Morador da Vila do Trinta, onde a esposa tem um restaurante, Rock usa como ateliê o Espaço Cultural Air France, espaço pertencente à Associação dos Artesões de Pernambuco e usado só por ele há dez anos. Por isso, bagunçado pelos materiais que ele leva. “Como vou trabalhar com sucata arrumadinho? Gosto de ter essas informações todas, aprendi a conviver e trabalho bem dessa maneira”, explica.

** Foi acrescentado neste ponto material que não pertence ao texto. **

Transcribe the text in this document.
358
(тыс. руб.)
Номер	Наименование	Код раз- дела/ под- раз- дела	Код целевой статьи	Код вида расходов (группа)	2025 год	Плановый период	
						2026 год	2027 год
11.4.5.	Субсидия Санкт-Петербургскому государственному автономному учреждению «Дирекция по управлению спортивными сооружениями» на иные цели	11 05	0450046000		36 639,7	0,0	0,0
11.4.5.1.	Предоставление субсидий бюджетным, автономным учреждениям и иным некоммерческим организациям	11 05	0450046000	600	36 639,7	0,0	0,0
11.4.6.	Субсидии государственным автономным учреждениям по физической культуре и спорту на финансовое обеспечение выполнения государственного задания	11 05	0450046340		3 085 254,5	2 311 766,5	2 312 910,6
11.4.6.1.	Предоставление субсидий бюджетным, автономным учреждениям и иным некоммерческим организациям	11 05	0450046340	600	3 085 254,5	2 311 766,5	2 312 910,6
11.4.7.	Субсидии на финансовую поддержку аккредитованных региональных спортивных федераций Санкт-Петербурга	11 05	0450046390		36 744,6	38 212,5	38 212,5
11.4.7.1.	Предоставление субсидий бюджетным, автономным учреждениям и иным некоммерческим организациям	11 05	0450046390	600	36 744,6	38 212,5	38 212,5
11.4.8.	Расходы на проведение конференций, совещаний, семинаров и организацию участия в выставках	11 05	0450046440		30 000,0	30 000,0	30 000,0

Foi justamente assim e em Noronha que Rock começou a desenvolver o lado artístico. Criado em Brasília Teimosa, comunidade da Zona Sul do Recife onde a principal diversão é aproveitar a praia, fazia apenas miniaturas de guitarras de madeira. A primeira vez foi quando era adolescente, passou por uma loja de instrumentos musicais com a namorada e não tinha dinheiro para comprar uma peça da qual a namorada gostou. Resolveu o problema fazendo o presente.
Antes Sérgio Roberto de Lima – o Rock virou sobrenome e entrou nos documentos este ano -, chegou do Recife para trabalhar em um supermercado na ilha.

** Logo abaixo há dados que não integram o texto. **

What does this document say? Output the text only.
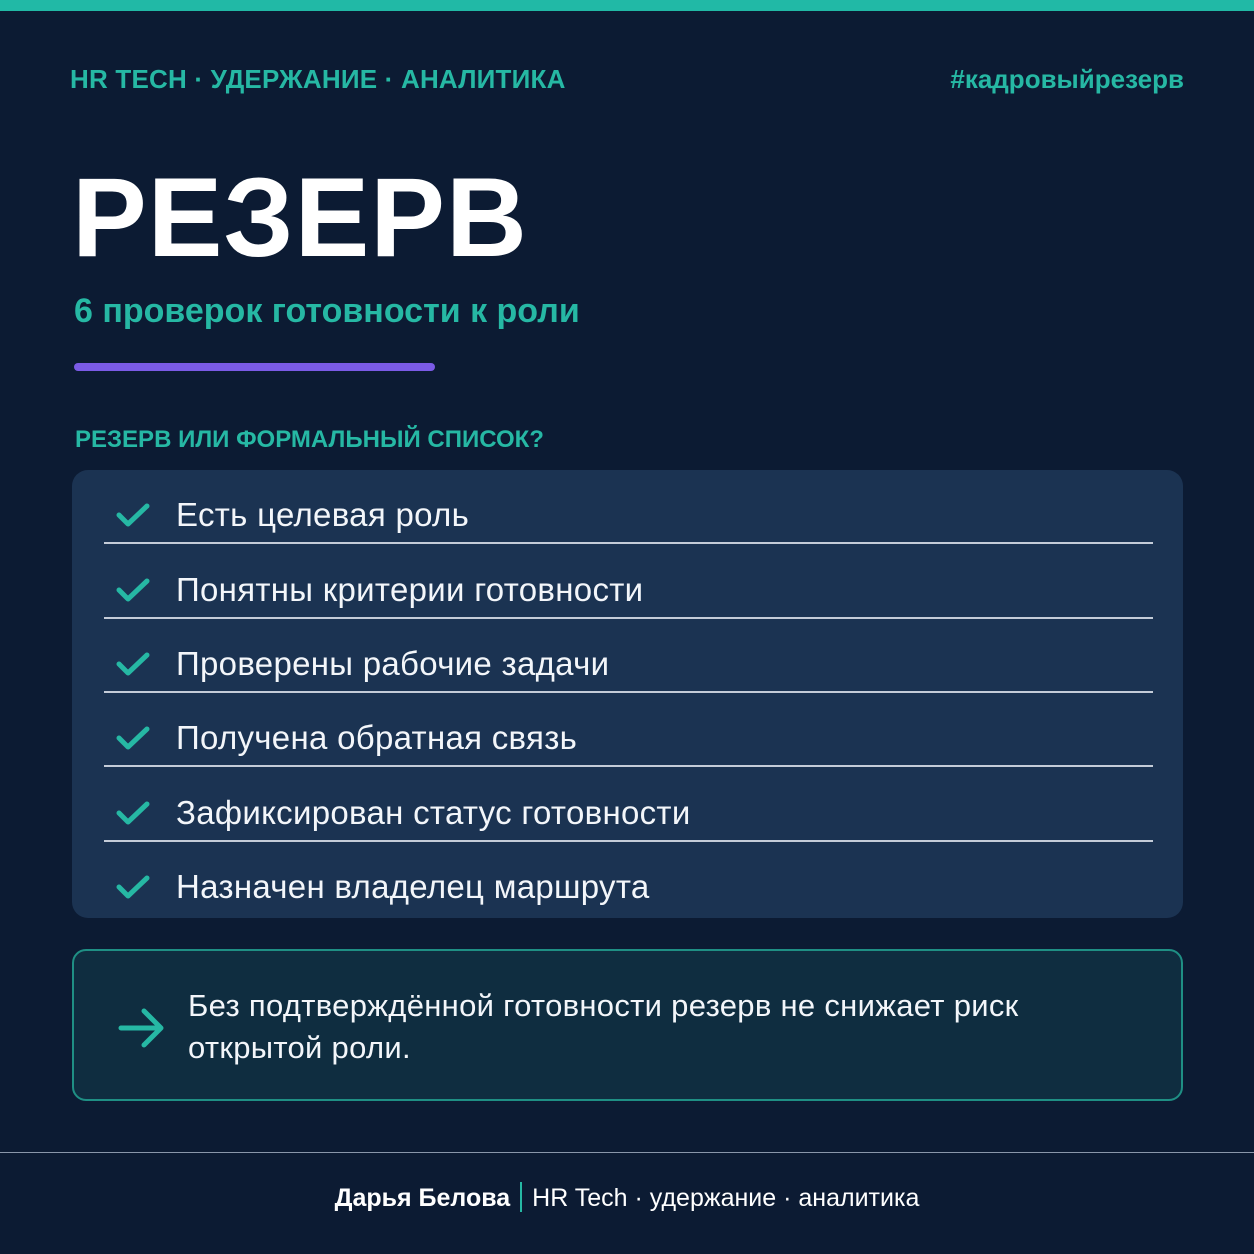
HR TECH · УДЕРЖАНИЕ · АНАЛИТИКА	#кадровыйрезерв
РЕЗЕРВ
6 проверок готовности к роли
РЕЗЕРВ ИЛИ ФОРМАЛЬНЫЙ СПИСОК?
Есть целевая роль
Понятны критерии готовности
Проверены рабочие задачи
Получена обратная связь
Зафиксирован статус готовности
Назначен владелец маршрута
Без подтверждённой готовности резерв не снижает риск открытой роли.
Дарья Белова HR Tech · удержание · аналитика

Era 1990, quando havia três voos semanais, de 6, 8 e 12 lugares. Ainda chamado Sérgio Rock, por causa das músicas que ouvia, desembarcou num domingo com ar de turista e acompanhado de sete gaúchos. Estava com euforonha, o sentimento de alegria extrema que muita gente afirma sentir durante a viagem. “Eu gostaria que todas as pessoas, quando forem receber uma notícia triste, ficassem nesse estado”, diz.
“Já tinha Sérgio, Sérgio do barco e Serginho. ‘Vamos eliminar esse sérgio’, disseram. ‘Agora, às vezes até me desconheço como Sérgio”, diz. Desde a ilha Rata até a Sapata, os dois extremos da ilha, todos os moradores também. “Uma vez uma menina escreveu uma carta, que voltou. Quando fui aos Correios, descobri o problema: veio para Sérgio.”
Rock deixou o emprego três anos depois. Achava que trabalhava muito e não conseguia aproveitar a ilha. Começou a trabalhar como instrutor de mergulho livre. “O ser humano tem que trabalhar e curtir o que faz, conseguir usufruir o que tem de melhor. Preciso me divertir com o meu trabalho”, afirma.
Hoje em dia, Rock faz como muitos ilhéus: tem múltiplas tarefas. À noite, é garçom no restaurante comandado pela esposa, o Mesa da Ana. Lá, resgata histórias e lendas de Noronha, além do hábito antigo de receber os turistas em casa. Enquanto serve as mesas, o artista revela os personagens da ilha e seus causos com o bom humor de sempre – e a gargalhada.